Food: il futuro del consumo dettato dai millennials

Il mondo del food sta subendo un profondo cambiamento, i nuovi consumatori – i millennials, ovvero la generazione di nati tra la metà degli anni 80 e i primi anni 2000 – riservano molta attenzione a provenienza, produzione e impatto su ambiente e salute degli alimenti. I prodotti vegetali e biologici sono in costante crescita e si moltiplicano startup ed iniziative che voglio migliorare la filiera di produzione del cibo (accorciandola), la sua qualità (cresce il biologico e si affaccia sul mercato la nutraceutica) e incentivare la consapevolezza nei consumi e la lotta allo spreco.

Le nuove startup del food hanno qualcosa in comune: guardano al futuro. Digital Magics, incubatore di startup, ha presentato ieri i vincitori della call for innovationFuture Food”  dedicata al comparto: le nuove aziende guardano in particolare alle tecnologie per l’agricoltura e alla salute.

Molto interessanti alcuni esempi di startup concentrate sull’innovazione tecnologica in campo agricolo Agricolus, making precision timing easier è un sistema di agricoltura di precisione che, analizzando i dati derivati da satelliti, droni, sensori, GPS, indica i diversi metodi di intervento nei singoli campi, ottimizzando così la coltivazione. MyAgry è l’e-commerce per creare il proprio orto, uliveto, frutteto, scegliendo dimensioni, colture e modalità di conduzione. Delle persone altamente qualificate areranno, prepareranno i terreni, semineranno, cureranno le piante e alla fine raccoglieranno i prodotti trasformati per portarli sulla tavola dell’utente. RobotFarm® è una serra idroponica completamente automatica, delle dimensioni di un elettrodomestico standard, in grado di coltivare verdure senza pesticidi e fitofarmaci per tutto l’anno, con risparmio idrico ed energetico, senza necessità di pollice verde o competenze agronomiche.

Ci sono poi alcune giovani realtà che puntano tutto sul trend del momento: la salute. Con l’obiettivo di colpire la generazione millennials, molto concentrata su benessere, salutismo  e sensibile all’innovazione digitale, è stata sviluppata Edo, un’app mobile che consente di capire quanto siano salutari i prodotti che le persone comprano ogni giorno. Analizzando il codice a barre fornisce una valutazione da 0 a 10 basata sugli utenti. Di questo filone anche My Eatness che si concentra sulla produzione di cibi nutraceutici (con un alto contenuto di principi nutritivi), grazie a un processo innovativo di trasformazione per conservare le proprietà benefiche naturalmente contenute nei frutti della terra.
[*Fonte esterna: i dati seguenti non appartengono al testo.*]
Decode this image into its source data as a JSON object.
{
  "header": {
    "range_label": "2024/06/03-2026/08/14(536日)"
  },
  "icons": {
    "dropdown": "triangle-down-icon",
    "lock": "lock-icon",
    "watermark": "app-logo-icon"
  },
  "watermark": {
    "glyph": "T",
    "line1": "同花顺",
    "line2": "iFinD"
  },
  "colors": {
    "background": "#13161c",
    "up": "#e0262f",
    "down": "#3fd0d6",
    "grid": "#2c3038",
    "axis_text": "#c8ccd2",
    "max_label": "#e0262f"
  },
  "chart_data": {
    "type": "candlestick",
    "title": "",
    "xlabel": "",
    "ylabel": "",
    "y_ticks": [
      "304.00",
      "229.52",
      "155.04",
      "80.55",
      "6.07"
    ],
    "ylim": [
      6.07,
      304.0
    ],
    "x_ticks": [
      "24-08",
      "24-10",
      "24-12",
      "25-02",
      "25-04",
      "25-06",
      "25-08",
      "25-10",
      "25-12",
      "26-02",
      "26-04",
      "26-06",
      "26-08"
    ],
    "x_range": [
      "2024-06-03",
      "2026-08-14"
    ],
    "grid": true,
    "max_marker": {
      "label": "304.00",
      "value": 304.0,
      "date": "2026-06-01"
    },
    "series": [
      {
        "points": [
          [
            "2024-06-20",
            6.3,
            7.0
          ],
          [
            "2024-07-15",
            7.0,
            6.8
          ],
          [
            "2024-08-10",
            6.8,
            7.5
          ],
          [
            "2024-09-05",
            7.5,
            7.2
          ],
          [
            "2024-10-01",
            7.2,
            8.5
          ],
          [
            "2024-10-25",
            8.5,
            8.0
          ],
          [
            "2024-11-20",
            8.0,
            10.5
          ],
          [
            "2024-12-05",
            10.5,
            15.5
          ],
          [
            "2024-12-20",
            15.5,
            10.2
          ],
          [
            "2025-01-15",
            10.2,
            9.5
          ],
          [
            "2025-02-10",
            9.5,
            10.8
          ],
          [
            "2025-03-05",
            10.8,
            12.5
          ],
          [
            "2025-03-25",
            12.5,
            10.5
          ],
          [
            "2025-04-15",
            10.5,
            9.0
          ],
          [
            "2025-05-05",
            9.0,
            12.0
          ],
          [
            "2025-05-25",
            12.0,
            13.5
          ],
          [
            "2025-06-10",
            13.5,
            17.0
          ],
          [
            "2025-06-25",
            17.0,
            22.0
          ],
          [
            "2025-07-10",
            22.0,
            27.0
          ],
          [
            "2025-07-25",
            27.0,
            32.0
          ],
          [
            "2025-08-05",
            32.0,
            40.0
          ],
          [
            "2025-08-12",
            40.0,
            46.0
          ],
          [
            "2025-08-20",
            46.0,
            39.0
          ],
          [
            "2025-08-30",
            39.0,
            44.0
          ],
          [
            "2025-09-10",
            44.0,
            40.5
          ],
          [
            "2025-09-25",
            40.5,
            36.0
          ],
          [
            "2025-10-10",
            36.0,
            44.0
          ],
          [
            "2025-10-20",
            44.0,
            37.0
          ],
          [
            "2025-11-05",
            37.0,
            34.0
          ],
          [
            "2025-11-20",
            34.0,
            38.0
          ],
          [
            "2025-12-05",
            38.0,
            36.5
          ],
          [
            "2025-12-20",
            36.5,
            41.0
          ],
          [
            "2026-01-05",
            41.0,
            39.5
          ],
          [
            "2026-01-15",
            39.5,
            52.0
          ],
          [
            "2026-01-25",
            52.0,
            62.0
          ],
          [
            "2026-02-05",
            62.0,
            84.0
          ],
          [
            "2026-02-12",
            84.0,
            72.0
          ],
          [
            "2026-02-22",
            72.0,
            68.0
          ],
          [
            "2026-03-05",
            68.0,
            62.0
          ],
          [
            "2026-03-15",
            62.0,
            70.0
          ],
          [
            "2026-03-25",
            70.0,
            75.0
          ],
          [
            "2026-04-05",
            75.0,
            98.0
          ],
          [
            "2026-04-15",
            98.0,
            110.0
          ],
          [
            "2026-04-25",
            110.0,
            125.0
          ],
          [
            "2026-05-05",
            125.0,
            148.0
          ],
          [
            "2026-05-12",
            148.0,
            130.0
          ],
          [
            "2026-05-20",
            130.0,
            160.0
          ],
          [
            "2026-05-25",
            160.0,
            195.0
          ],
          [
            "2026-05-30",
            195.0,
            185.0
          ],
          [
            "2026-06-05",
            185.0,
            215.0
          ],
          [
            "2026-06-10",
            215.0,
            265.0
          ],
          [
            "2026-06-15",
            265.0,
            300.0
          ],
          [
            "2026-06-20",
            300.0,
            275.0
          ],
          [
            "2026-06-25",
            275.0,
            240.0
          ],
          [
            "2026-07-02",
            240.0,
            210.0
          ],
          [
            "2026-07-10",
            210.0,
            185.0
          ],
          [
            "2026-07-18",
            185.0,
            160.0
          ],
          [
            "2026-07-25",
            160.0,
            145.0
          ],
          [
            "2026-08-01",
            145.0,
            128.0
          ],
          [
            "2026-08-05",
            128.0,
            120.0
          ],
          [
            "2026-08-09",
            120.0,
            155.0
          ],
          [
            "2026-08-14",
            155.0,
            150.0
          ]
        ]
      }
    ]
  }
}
Dei nuovi trend di consumo dettati dai millennials si parlerà alla fiera TuttoFood 2017 ( 8 – 11 maggio, FieraMilano) che spiega come nel 2030 (ricerca Daymon) i millennials supereranno come numero i baby boomers (i nati nei primi vent’anni del dopoguerra) imponendosi come generazione più numerosa e dunque come consumatore tipo.

Oltre alla maggiore attenzione al benessere e all’incidenza di condizioni economiche meno sicure, sempre più significativa è la componente legata alla salute, motivazione che ha concorso all’affermazione dell’OMS – Organizzazione mondiale della sanità – che ritiene che, entro il 2050, metà della popolazione mondiale si alimenterà con una dieta vegetariana.  Infatti, uno dei comparti più in crescita dell’agroalimentare è l’ortofrutta (secondo dati di Coldiretti, almeno +3 kg procapite l’anno nel 2016), fanno da traino proprio i millennials che spendono il 37% più della media per gli acquisti di ortofrutta. Impossibile poi non segnalare il balzo in avanti fatto dal biologico con un +21,5% di vendite nel 2016.

L’attenzione alla salute e all’impatto socio-ambientale si collega anche con la nascita di diversi progetti di lotta agli sprechi: alla ormai tradizionale “Colletta” del Banco alimentare – l’iniziativa di solidarietà più partecipata in Italia e che torna il 26 novembre 2016 – si aggiungono l’iniziativa, nata dal basso, Recup che mira a ridare valore sociale al cibo che ha perso valore economico e la nuova campagna finanziata da fondi europei “Life-Food. Waste. StandUp.”